Le Chef de la Mission d'assistance des Nations Unies en Afghanistan (MANUA), Staffan de Mistura, a déclaré jeudi qu'il fallait renouer le dialogue malgré le récent assassinat d'un ancien Président afghan.

Le Chef de la Mission d'assistance des Nations Unies en Afghanistan (MANUA), Staffan de Mistura, a déclaré jeudi qu'il fallait saisir l'opportunité d'entamer un dialogue pour la réconciliation, malgré le récent assassinat de l'ancien Président afghan Burhanuddin Rabbani, qui était l'un des plus grands partisans de l'effort pour rétablir la paix.

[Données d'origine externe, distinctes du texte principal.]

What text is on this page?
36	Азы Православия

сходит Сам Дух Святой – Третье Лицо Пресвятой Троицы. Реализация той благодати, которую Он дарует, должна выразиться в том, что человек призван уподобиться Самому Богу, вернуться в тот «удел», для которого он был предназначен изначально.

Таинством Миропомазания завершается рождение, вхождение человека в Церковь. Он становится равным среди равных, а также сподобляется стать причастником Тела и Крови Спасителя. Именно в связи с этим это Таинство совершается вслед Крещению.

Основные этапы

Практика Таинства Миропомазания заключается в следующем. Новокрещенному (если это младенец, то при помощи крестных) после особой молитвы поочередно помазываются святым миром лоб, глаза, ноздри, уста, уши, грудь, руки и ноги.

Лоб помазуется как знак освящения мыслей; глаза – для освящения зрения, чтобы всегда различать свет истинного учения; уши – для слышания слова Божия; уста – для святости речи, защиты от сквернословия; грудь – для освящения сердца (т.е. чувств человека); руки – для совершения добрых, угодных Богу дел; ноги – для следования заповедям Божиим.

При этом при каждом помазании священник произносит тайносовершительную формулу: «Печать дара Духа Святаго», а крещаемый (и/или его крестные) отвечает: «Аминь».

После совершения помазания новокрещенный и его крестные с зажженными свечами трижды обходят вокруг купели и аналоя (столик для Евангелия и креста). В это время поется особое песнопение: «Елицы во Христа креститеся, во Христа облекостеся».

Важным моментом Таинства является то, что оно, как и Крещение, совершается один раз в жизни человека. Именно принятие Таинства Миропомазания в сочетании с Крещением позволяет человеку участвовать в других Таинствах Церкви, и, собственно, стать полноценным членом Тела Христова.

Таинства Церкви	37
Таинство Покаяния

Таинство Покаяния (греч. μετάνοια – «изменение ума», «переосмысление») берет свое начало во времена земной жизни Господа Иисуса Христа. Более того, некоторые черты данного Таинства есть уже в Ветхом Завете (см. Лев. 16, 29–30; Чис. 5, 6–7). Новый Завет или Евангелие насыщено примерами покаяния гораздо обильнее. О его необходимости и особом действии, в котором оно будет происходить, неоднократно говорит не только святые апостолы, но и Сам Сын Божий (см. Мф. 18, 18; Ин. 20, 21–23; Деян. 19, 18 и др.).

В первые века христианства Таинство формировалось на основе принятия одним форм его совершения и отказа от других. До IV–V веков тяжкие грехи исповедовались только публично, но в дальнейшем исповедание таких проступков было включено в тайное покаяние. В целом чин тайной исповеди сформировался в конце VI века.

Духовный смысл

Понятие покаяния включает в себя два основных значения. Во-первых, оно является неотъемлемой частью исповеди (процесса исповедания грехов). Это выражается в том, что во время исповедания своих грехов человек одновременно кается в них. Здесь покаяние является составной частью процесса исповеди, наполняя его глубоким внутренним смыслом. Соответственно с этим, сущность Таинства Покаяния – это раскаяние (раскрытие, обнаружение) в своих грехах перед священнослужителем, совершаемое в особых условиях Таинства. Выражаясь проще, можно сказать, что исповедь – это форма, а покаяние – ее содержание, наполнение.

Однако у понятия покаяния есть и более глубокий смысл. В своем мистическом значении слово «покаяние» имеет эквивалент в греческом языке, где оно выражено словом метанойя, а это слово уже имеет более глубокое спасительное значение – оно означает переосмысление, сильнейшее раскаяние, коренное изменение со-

« Nous nous réunissons à un moment critique de l'histoire afghane, marquée par l'assassinat de cet homme exceptionnel », a déclaré M. de Mistura devant le Conseil de sécurité de l'ONU à New York. En attendant que l'enquête aboutisse, nous devons continuer d'œuvrer en faveur de la paix, « paix pour laquelle cet homme a sacrifié sa vie », a-t-il enjoint. Il s'est félicité de la tenue d'une conférence récente à Kandahar en vue de promouvoir la réconciliation, en particulier dans le sud du pays, où celle-ci a pris un retard considérable, comparé au nord.

Alors que l'examen du rapport du Secrétaire général se fait dans un contexte de transfert progressif des pouvoirs aux autorités afghanes, le Chef de la MANUA a estimé que les forces armées et de sécurité afghanes avaient démontré au cours des mois écoulés qu'elles étaient en mesure d'assumer d'autres responsabilités que celles qui leur ont été confiées jusqu'à présent.

« Il est de notre responsabilité de veiller à ce que les prochaines conférences internationales sur l'Afghanistan portent leurs fruits », a souligné le Représentant spécial, qui a expliqué que les enjeux étaient élevés. Seule la confiance entre pays voisins sera de nature à créer un environnement propice à la paix, a-t-il souligné.

Dans son plus récent rapport sur la situation en Afghanistan, publié cette semaine, le Secrétaire général des Nations Unies, Ban Ki-moon, se dit « modérément optimiste » au sujet des signes d'un dialogue émergent en tant que condition préalable du développement d'un processus de paix et de réconciliation à large assise.

Ban Ki-moon a noté qu'il y a eu au cours des derniers mois « une très forte instabilité politique et des niveaux déconcertants d'insécurité pour la population afghane dans le contexte du processus de transition, avec un transfert des pouvoirs aux autorités afghanes et des responsabilités en matière de sécurité ».

Dans le rapport, le Secrétaire général se dit profondément préoccupé par le nombre croissant de victimes civiles et par les conditions difficiles pour les civils nationaux et internationaux, y compris les personnels des Nations Unies et de la MANUA.

M. de Mistura a indiqué qu'il partageait les inquiétudes quant aux pertes civiles qui sont toujours trop nombreuses, selon lui. Il a encouragé les autorités afghanes à placer le respect des droits de l'homme et la protection des civils au cœur de leurs priorités de bonne gouvernance.

Selon le rapport du Secrétaire général, à la fin du mois d'août, la moyenne mensuelle d'incidents pour 2011 est de 2.108, soit une augmentation de 39% comparé à la même période en 2010. La plupart des incidents sont des confrontations armées et dues à des engins explosifs artisanaux et les groupes d'insurgés poursuivent leurs campagnes d'intimidation, notamment avec des assassinats ciblés de représentants haut placés des forces de sécurité, d'hommes politiques ou de chefs religieux.